There's also offline and online competitive multiplayer with four- and 10-player limits, respectively. In addition to Up Your Arsenal's deathmatch, capture-the-flag, and siege (now known as conquest) modes, the game now includes juggernaut and king of the hill. Deathmatch and capture the flag should be familiar to anyone who's played a multiplayer shooter before. Conquest is a fairly in-depth base-capturing mode that's very much like onslaught from Unreal Tournament 2004. Juggernaut turns one player into an all-powerful character that everyone else must attempt to take down, and king of the hill requires that opposing teams compete for control of a specific target zone. The multiplayer is broadband only, but the resulting experience is quite satisfactory, so long as you can find enough people to play it with. In the multiplayer menus, you'll be able to play on 11 different maps taken directly from the single-player levels, in addition to being able to turn vehicles on or off, customize the weapons and availability of mod pickups, and tinker with the usual time-limit and frag-limit tweaks typically found in multiplayer games. You'll also be able to communicate with other players via headset or through text using either the PlayStation 2's USB keyboard or the onscreen mock-up.

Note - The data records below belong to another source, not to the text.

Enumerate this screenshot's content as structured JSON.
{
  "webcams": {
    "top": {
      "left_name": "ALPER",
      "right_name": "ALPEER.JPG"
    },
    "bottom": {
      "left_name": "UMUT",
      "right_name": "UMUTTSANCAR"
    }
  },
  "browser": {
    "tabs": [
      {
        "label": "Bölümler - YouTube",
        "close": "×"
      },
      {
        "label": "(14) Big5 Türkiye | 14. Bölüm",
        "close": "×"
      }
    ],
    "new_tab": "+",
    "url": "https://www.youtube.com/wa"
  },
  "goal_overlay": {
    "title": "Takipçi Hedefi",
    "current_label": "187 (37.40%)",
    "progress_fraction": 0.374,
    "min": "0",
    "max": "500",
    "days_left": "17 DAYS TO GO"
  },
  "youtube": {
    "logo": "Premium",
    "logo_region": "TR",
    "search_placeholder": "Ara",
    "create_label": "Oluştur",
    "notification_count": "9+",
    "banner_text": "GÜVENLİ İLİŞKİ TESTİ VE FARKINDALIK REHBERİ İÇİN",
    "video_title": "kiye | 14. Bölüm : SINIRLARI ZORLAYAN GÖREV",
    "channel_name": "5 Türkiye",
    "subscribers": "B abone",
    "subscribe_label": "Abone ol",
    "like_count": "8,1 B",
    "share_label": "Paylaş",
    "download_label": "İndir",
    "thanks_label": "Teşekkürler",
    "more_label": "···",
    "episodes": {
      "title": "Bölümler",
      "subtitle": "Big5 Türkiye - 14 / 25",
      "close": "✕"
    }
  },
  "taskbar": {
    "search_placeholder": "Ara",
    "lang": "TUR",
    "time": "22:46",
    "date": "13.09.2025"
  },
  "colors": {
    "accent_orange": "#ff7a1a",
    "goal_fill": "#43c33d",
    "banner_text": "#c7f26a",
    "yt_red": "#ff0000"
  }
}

The multiplayer isn't exactly innovative, but it does a great job of fluidly combining typical shooter fare with the quirky Ratchet and Clank universe. Of particular note is the way that the weapons have multiple uses. You can launch the heat-seeking mines near opponents and it will target them, or leave mines in highly-trafficked areas. You can even make contact with another player while the mine is still sitting in the launcher. Although you can do this in any of the gameplay modes, it's the ability to do derive multiple functions from one weapon, when you might not have found any others, where it's most useful. The maps are a fairly good size for any number of players that might be online, thanks largely to the minimap, which becomes particularly beneficial in multiplayer. Although the multiplayer isn't outstanding, it's deep and varied enough to keep you hooked for quite awhile, perhaps for even longer than the single-player mode.
Ratchet: Deadlocked is a little on the short side, and it's quite a bit like previous games (to the point of feeling all too familiar). But all in all, it's an excellent game that combines humorous presentation, stylish weaponry, and a ton of different modes into one cohesive package. If you like the idea of weapon-centric gameplay with a charming platformer twist, this game will be a welcome addition to your collection.